Depuis sa création, la liberté de s’engager et de débattre des idées a été fondamentale pour l’université; même les institutions parrainées par l’Église au cours des premiers siècles laissaient les universitaires libres de débattre de toutes sortes d’idées controversées, même si elles étaient en conflit avec les croyances de l’Église. Ce dévouement à la libre enquête a pris de l’importance après la révolution scientifique, lorsque la liberté de débattre d’hypothèses opposées est devenue critique.

Depuis les années 1960, les universités occidentales ont continuellement débattu de toutes sortes de questions sociales controversées. De telles activités ont souvent contribué à des changements précieux dans la société américaine. Mais ces universités font maintenant face à une menace croissante à ce principe fondamental de la part des représentants de la force la plus totalitaire du monde : le PCC.

Depuis qu’il a pris le pouvoir sans contestation en 1949, le PCC n’a toléré aucune menace perçue à son pouvoir. Hélas, il cherche désormais à exporter sa campagne pour priver les citoyens chinois de leur liberté bien au-delà des frontières chinoises, y compris dans les universités occidentales. Il demande aux Chinois qui font partie des communautés des campus occidentaux de proclamer leur fidélité au PCC ou de rester aussi silencieux qu’ils le feraient chez eux.

Il est aidé dans cette entreprise par certains étudiants et universitaires chinois qui, motivés par la croyance erronée qu’aimer le PCC équivaut à aimer la Chine, cherchent à travers leurs études à renforcer la puissance internationale de la Chine. Toute menace contre le pouvoir du PCC est perçue par ces personnes, qui communiquent avec l’appareil de sécurité chinois et sont parfois elles-mêmes membres de l’appareil de sécurité chinois, comme quelque chose qui doit être réprimé, quel que soit le dévouement désuet des universités étrangères au libre échange d’idées.
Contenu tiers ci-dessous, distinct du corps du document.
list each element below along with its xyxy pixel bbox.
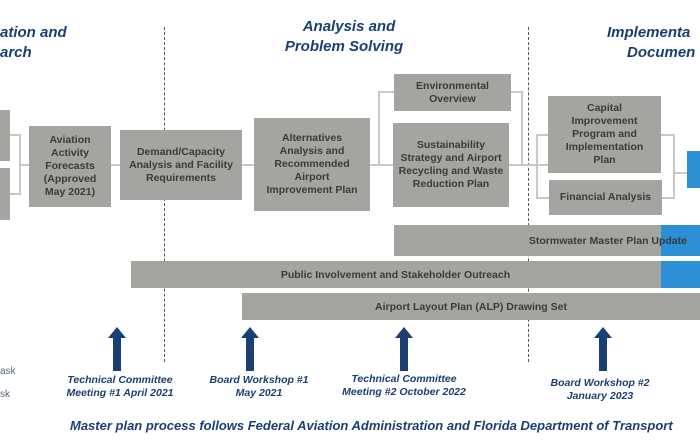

« Si les étudiants chinois qui continuent de venir aux États-Unis pour étudier devaient faire face au genre d’intimidation que leurs frères et sœurs chez eux subissent déjà, ce serait une honteuse trahison de tout ce que les universités professent défendre. ”

Un véhicule clé (mais pas exclusif) de cette tentative de nier le droit des membres chinois des communautés universitaires occidentales à débattre de l’avenir de leur pays est l’Association des étudiants et universitaires chinois (CSSA – une entité du PCC. Les affiliés de cette organisation ont commencé à être établi dans les universités occidentales au début des années 1980, lorsque les étudiants chinois ont commencé à être autorisés par le PCC pour la première fois depuis 1949 à étudier dans de telles écoles.

Partout où les étudiants chinois peuvent être trouvés à l’étranger en nombre significatif, il y aura un chapitre CSSA. Et ces chapitres tentent régulièrement d’empêcher les orateurs, les manifestations et l’activisme contre la politique du gouvernement chinois , notamment ceux qui défendent les droits de l’homme au Tibet, au Xinjiang et à Hong Kong. En effet, certains affiliés ont été décertifiés dans quelques universités pour un tel comportement.